The governor then put his hand on Ruch's bare back, she said. When she removed his hand, Ruch claims the governor called her "aggressive."

He then grabbed her face and asked to kiss her, according to her account.

"I was so confused and shocked and embarrassed," Ruch told The Times. "I turned my head away and didn't have words in that moment."

Two former employees of the governor, Bennett and Boylan, have also come forward with accusations of sexual harassment in the workplace.

Bennett told the Times that the governor asked her inappropriate questions about her sex life, including if she had sex with older men.


"I understood that the governor wanted to sleep with me, and felt horribly uncomfortable and scared," Bennett said.

Boylan said that Cuomo kissed her without consent and asked inappropriate questions, like if she wanted to play strip poker.

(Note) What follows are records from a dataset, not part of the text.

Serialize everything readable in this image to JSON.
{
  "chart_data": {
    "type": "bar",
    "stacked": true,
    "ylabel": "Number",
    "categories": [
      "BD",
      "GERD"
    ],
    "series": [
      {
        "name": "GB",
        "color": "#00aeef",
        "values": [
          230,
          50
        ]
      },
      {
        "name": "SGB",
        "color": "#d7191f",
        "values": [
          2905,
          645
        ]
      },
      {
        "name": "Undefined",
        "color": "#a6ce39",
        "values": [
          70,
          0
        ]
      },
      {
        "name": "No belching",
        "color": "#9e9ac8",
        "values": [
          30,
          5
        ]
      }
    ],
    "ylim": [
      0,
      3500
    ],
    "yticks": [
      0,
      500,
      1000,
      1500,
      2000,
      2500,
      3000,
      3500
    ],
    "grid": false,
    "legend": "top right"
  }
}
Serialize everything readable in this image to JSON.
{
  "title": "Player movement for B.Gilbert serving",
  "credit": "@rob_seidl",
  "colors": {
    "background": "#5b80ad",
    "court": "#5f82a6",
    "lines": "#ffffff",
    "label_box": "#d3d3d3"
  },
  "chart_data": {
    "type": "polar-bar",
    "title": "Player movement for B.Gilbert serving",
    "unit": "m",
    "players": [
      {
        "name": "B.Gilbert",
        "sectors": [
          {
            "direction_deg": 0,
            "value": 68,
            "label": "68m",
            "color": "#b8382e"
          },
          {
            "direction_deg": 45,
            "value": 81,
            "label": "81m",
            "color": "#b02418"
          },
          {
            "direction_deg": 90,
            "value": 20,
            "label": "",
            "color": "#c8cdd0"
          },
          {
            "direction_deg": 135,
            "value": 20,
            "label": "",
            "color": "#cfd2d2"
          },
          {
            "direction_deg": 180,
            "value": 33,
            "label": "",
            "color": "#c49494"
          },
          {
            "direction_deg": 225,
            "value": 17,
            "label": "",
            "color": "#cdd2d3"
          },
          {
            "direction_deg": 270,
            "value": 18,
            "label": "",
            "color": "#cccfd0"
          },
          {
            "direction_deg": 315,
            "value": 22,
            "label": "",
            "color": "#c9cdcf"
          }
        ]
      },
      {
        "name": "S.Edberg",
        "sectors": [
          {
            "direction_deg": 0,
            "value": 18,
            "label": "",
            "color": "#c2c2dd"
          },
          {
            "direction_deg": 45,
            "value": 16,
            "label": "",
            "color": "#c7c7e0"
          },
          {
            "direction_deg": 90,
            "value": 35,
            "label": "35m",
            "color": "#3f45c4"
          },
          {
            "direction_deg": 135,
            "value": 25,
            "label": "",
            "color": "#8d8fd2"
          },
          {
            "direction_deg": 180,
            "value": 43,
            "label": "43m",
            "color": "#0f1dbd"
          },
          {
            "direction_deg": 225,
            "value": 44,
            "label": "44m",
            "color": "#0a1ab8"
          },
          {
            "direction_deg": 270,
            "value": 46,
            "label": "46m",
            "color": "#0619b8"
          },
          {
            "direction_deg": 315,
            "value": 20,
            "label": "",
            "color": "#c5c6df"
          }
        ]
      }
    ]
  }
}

His office gave New York's attorney general the go-ahead to hire a "private" lawyer to launch an investigation into the allegations.

On Monday, Bennett said that she believes the governor "refused to acknowledge or take responsibility for his predatory behavior" in his response.

"It took the governor 24 hours and significant backlash to allow for a truly independent investigation," she said in a statement.

"These are not the actions of someone who simply feels misunderstood; they are the actions of an individual who wields his power to avoid justice."

The governor's brother, CNN anchor Chris Cuomo, acknowledged the allegations while on air on Monday, but said he can't cover the story.

"Obviously, I'm aware of what's going on with my brother, and obviously I cannot cover it because he is my brother," Chris said.

"Of course, CNN has to cover it. They have covered it extensively and they will continue to do so."

New York City Mayor Bill de Blasio said Cuomo should resign over "abuse".

De Blasio said that any older man trying to use a position of power to take advantage of an employee is "horrible" and said anyone guilty of that behavior should "no longer" work in government.

"If someone purposely tried to use their power to force a woman to have sex with them, of course that's someone who should no longer be in public service," de Blasio said on Monday during his daily press briefing.